Aspettando gli Oscar 2026: Una battaglia dopo l’altra, la recensione

Una battaglia dopo l’altra di Paul Thomas Anderson è il film candidato favorito come Miglior film nella corsa agli Oscar 2026. Ma…

Avete presente quei film da cui vi aspettate di essere travolti, e invece ci galleggiate sopra? Ecco, Una battaglia dopo l’altra è esattamente quella roba lì. Un film scritto bene, girato bene, che scorre. Ma non ti prende. Non davvero.

Prima di arrivare al punto, fermiamoci un attimo sul cast, perché qui si parla di una concentrazione di talento che fa quasi paura. Leonardo DiCaprio, Oscar come Miglior attore per Revenant nel 2016, dopo anni di candidature e attese bibliche che erano diventate quasi un genere cinematografico a sé, è Bob Ferguson, ex artificiere rivoluzionario che cerca di rifarsi una vita con la figlia.

Sean Penn, due Oscar vinti (per Mystic River e Milk), è il colonnello Steven J. Lockjaw, fanatico nazionalista e suprematista bianco che torna a tormentare il protagonista come un fantasma armato. Benicio Del Toro, premio Oscar per Traffic nel 2001 e da allora una delle presenze più magnetiche e irregolari del cinema americano, è Sensei Sergio, guida spirituale e morale del gruppo.

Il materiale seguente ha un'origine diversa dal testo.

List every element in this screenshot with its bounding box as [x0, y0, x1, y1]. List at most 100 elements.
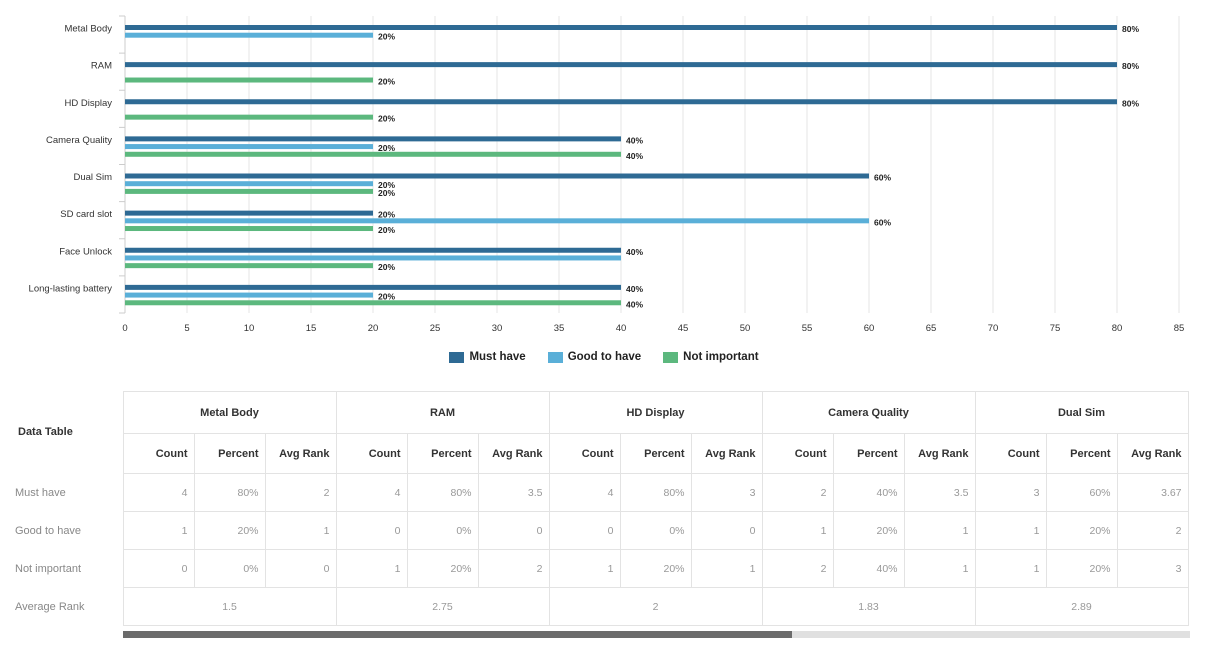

Alla regia, Paul Thomas Anderson, autore di Magnolia, Il petroliere, The Master, uno che ha già adattato Thomas Pynchon con Vizio di forma e che in carriera ha collezionato Golden Globe, BAFTA e quattro candidature all’Oscar per la Miglior regia senza mai vincerlo. Sulla carta, un evento.

Un film nel quale non ti immergi

E in effetti Una battaglia dopo l’altra, liberamente tratto da Vineland di Pynchon, è un evento. Ma di quelli a cui assisti dall’esterno, senza mai entrarci dentro del tutto.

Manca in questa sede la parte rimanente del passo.